The proposal was approved by Parliament in 1852 and the London Necropolis Company (LNC) was formed to manage construction of the railway station and the London Necropolis. The LNC purchased a considerable 2000 acres for the Brookwood Cemetery near Surrey. But Brookwood Cemetery stood out for its policies as well as its size. The LNC was forbidden from using mass graves for the poor, so no matter how destitute the deceased was they were still allowed the dignity of a separate burial. The cemetery was also one of the few that accommodated people of all faiths including Muslims and Sikhs.
In London, LNC leased land for a private station from the London South Western Railway, near Waterloo station on Westminster Bridge Road. The original London Necropolis Railway Station was a three-story brick structure lined with ornate gates and a not-so-subtle “Necropolis” sign on the roof. Operational from 1854 to 1902, it housed a ticket office, a mortuary, chapels, and waiting rooms.
In 1902, the station was moved to permit the expansion of the Waterloo station. The London South Western Railway relocated the London Necropolis Railway Station to a four-story building at 121 Westminster Bridge Road. This new station, opened from 1902-1941, had a ticket office, LNC offices and boardrooms, mortuary, storage rooms, waiting rooms, and a chapel.
The London Necropolis company sold three classes of funerals: first class allowed a person to choose a specific grave in the cemetery and a permanent memorial; second class allowed a person to choose the area for the grave and the right to place a permanent memorial for an additional cost; third class funerals were paid for by parishes and bodies were placed in graves reserved in an area reserved for that parish. Mourners attending first class funerals had separate waiting rooms, while mourners attending a third class funerals were assigned communal waiting areas.
The London Necropolis Railway and Station closed after the building and its tracks were devastated during a German air raid in 1941. The station at 121 Westminster Bridge Road was converted into an office building and the “London Necropolis” sign was covered.
By the time the London Necropolis Railway closed in 1941 it had ferried more than 200,000 bodies to the Brookwood Cemetery. Brookwood Cemetery is still a functioning cemetery and accommodates different kinds of burials: woodland, green, and cremated internments.
London Necropolis Railway. Transport Heritage. Retrieved from: http://www.transportheritage.com/find-heritage-locations.html?sobi2Task=sobi2Details&sobi2Id=862
Arnold, C. (2007). Necropolis: London and its Dead. London: Simon & Schuster UK Ltd.
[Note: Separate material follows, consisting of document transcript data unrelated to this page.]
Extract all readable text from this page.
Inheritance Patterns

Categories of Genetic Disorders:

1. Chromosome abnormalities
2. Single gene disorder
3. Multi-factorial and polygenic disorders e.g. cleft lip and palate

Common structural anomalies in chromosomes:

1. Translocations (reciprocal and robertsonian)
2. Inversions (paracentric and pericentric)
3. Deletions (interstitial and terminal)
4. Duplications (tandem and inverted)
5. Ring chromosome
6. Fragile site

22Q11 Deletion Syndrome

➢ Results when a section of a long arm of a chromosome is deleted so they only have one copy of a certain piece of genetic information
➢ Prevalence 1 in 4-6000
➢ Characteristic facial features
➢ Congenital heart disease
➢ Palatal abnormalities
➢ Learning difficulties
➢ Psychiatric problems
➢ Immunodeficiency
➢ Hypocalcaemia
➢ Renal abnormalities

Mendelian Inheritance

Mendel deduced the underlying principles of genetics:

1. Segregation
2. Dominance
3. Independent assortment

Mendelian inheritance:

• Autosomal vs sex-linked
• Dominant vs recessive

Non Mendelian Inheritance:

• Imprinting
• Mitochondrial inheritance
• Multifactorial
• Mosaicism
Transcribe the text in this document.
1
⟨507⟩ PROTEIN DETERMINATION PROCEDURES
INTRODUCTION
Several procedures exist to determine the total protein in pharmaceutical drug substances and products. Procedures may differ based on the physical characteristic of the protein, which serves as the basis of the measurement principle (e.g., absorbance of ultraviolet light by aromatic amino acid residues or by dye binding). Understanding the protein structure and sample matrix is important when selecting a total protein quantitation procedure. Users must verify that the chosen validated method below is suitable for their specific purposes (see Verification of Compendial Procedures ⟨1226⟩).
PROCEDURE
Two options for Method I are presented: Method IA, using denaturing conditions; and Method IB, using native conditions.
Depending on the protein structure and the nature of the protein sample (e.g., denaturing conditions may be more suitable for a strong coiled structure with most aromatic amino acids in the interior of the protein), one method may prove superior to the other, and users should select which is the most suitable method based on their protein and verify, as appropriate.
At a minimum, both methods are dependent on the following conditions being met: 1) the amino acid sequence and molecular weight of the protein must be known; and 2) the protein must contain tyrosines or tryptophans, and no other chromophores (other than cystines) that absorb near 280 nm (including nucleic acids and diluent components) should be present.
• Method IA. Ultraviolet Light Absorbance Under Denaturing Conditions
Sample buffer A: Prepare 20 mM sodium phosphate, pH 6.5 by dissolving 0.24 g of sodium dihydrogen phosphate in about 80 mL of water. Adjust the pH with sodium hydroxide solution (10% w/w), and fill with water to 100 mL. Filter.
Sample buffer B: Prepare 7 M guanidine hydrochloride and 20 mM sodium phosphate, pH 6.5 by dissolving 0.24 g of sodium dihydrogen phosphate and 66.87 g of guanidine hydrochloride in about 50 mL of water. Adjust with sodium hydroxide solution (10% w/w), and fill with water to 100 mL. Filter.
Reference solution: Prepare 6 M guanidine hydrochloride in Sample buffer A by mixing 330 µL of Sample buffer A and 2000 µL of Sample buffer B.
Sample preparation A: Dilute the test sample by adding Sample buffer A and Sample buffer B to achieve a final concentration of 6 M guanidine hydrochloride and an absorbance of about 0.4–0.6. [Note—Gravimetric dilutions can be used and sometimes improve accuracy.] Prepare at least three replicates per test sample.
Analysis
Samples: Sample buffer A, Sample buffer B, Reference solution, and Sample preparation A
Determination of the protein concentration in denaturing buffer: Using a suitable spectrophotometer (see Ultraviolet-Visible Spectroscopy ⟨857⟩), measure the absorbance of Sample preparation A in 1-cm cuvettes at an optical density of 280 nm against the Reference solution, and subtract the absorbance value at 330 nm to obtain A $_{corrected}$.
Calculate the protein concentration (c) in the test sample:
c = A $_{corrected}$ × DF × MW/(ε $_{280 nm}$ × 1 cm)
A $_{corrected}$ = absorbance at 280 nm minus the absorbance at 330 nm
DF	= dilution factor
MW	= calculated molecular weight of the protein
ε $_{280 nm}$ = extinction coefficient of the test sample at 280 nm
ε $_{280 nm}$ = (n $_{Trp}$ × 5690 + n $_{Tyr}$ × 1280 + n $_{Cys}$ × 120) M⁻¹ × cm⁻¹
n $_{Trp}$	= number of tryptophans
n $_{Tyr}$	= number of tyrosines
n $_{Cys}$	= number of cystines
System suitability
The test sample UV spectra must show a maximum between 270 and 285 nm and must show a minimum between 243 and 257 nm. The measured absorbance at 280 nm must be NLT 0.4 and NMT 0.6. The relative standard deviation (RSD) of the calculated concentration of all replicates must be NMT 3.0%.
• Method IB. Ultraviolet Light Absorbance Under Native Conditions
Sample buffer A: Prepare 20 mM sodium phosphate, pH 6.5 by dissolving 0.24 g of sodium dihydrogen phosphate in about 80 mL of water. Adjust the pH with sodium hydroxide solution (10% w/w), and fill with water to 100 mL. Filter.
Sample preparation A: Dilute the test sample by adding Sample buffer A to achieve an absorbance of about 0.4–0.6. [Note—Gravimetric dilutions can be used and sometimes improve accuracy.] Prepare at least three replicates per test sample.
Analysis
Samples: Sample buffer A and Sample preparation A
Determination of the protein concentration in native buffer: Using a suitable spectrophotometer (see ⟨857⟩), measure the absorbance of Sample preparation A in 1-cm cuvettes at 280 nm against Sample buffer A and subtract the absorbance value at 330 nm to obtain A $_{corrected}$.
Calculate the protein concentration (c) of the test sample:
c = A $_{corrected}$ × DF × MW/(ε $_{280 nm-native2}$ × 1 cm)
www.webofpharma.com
Reblogged this on gingerblokeblog.
Oh my….. train for the dead ….wonderful story love the photos
wow who would have thought. such an incredible throwback. this whole deal with buying plots and actaully “frequent” (can I use that word?) cemeteries was a big deal in society back in early days hey, i remember doing a study here in Auckland, NZ on the positioning of graves (mostly British migrants) in relation to the city plan, all nicely determined by social hierarchy, power and status…anyway. very cool article. thanks for sharing.